Shirley’s lines-in-the-water generate a roster of potential local companions. Her neighborhood coffee bar fills in fellowship gaps. And if she ever craves group affinity, she signs up for a local walking tour. Over the course of her month, siblings and friends from home sometimes also drop in, welcome sources of sharing and familiarity. In the worst case, which for her has never come close, “you can always pull the plug and head for home early. This is a vacation, not a prison.”

       Financial Affordability
       Almost no one has unlimited financial resources to spend on travel. Shirley’s take on prudent budgeting for her solo sojourns is that “Everything in life is a choice. I’d rather consume experiences than things.” She explains that she deliberately exercises frugality during the year in order to save for expenditures during her trips.
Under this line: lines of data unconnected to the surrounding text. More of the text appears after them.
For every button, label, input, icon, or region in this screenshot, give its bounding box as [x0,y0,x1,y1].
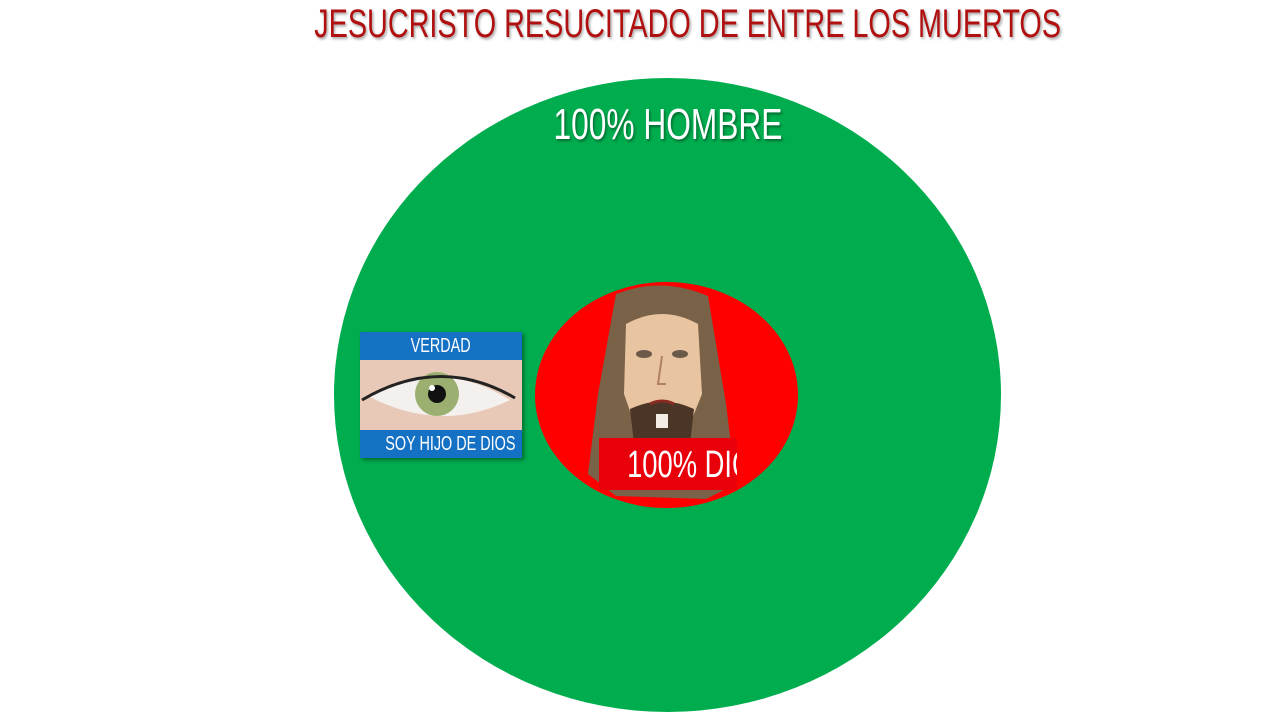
eye-image [360,360,522,430]
truth-card: VERDAD SOY HIJO DE DIOS [360,332,522,458]
slide-title: JESUCRISTO RESUCITADO DE ENTRE LOS MUERT… [314,2,1062,46]
divinity-label: 100% DIOS [599,438,737,490]
humanity-label: 100% HOMBRE [553,100,783,149]
card-top-label: VERDAD [360,332,522,360]
card-bottom-label: SOY HIJO DE DIOS [360,430,522,458]
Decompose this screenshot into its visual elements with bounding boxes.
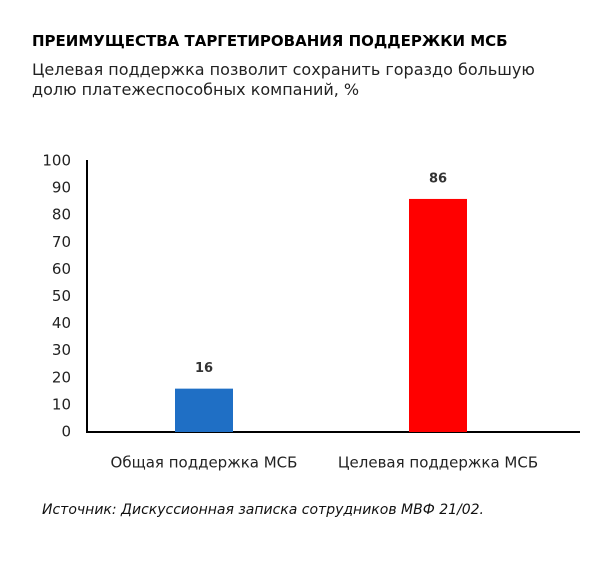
source-note: Источник: Дискуссионная записка сотрудни… [42,502,485,518]
bar [409,198,467,432]
value-label: 16 [195,361,213,376]
bar [175,388,233,432]
x-tick-label: Общая поддержка МСБ [111,454,298,472]
y-tick-label: 50 [52,287,71,305]
chart-subtitle: Целевая поддержка позволит сохранить гор… [32,60,535,99]
y-tick-label: 20 [52,368,71,386]
y-tick-label: 60 [52,260,71,278]
y-tick-label: 90 [52,179,71,197]
y-tick-label: 40 [52,314,71,332]
value-label: 86 [429,171,447,186]
y-tick-label: 70 [52,233,71,251]
y-tick-label: 0 [61,423,71,441]
y-tick-label: 10 [52,395,71,413]
y-tick-label: 80 [52,206,71,224]
chart-title: ПРЕИМУЩЕСТВА ТАРГЕТИРОВАНИЯ ПОДДЕРЖКИ МС… [32,32,508,50]
y-tick-label: 100 [42,152,71,170]
x-tick-label: Целевая поддержка МСБ [338,454,538,472]
y-tick-label: 30 [52,341,71,359]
She goes on to insist that “living like a local” can be affordable even in world capitals. Especially if, like her, you like to shop in farmers’ markets and cook in your apartment. Walking, biking and riding public transit are significant money-savers. And a small apartment in a local neighborhood “bears no relation to the Ritz Carlton!”

Shirleyfest.com
Shirley added a blog to her traveling program during her three most recent annual cycles. The initiative was sparked by a Christmas gift from her daughter, setting up a WordPress site with professional facilitation. Shirley had always loved taking sojourn photos with an IPad and jotting accompanying entries in a journal for her own memories and records. Now she had a vehicle for sharing her images and impressions. She went back and inserted a few photos and texts for the pre-blog destinations, creating a full chronology. Shirley is determined that the tail doesn’t wag this dog. “The blog doesn’t get to say where I go or what I see and do.” That said, her distinctively personal approach to travel clearly holds broad appeal. Her daughter recently pointed out to her mother’s amazement that Shirley has blog followers in 91 countries.

Take Aways
A decade in and still going strong, Shirley Buccieri is more enthusiastic about solo sojourns than when she started. Fellow seniors intrigued but intimidated by solo travel regularly hedge their bets when expressing their admiration. “You’re so brave! I could never do what you do.” Her reply is emphatic: “We’re talking about Amsterdam, not Antarctica! Anybody can do what I do. Give it a try. Life is too short, especially in retirement, to forgo something so wonderful. It’s an incentive, not a deterrent, to say ‘I’ve never done this before.’ But you’ve got to take the first step. What you give is what you get.”

And in another conversation, “Who cares if you make a mistake in a foreign city? Missed your tram stop? Jump off at the next one and just double back. You’re alone, so no one will know! You may even discover something new and different while turning around.”

Shirley emphasizes that, with month-long stays, “Time is your friend. You have time to discover, to revisit and re-savor what you’ve enjoyed, to solve local puzzles. Best of all, to build local friendships.” Those friendships don’t conclude when a sojourn is over. She is expanding and sustaining a global network of kindred spirits, keeping in touch and often reconnecting.

“My goal is to inspire and be inspired. I hope my blog can encourage other seniors to follow my lead, experiencing the pleasures of solo travel. But I’ll definitely keep on going, whether I have one blog follower or one thousand.”

She closes with a coda from a true adventurer:

“To awaken quite alone in a strange town is one of the pleasantest sensations in the world.”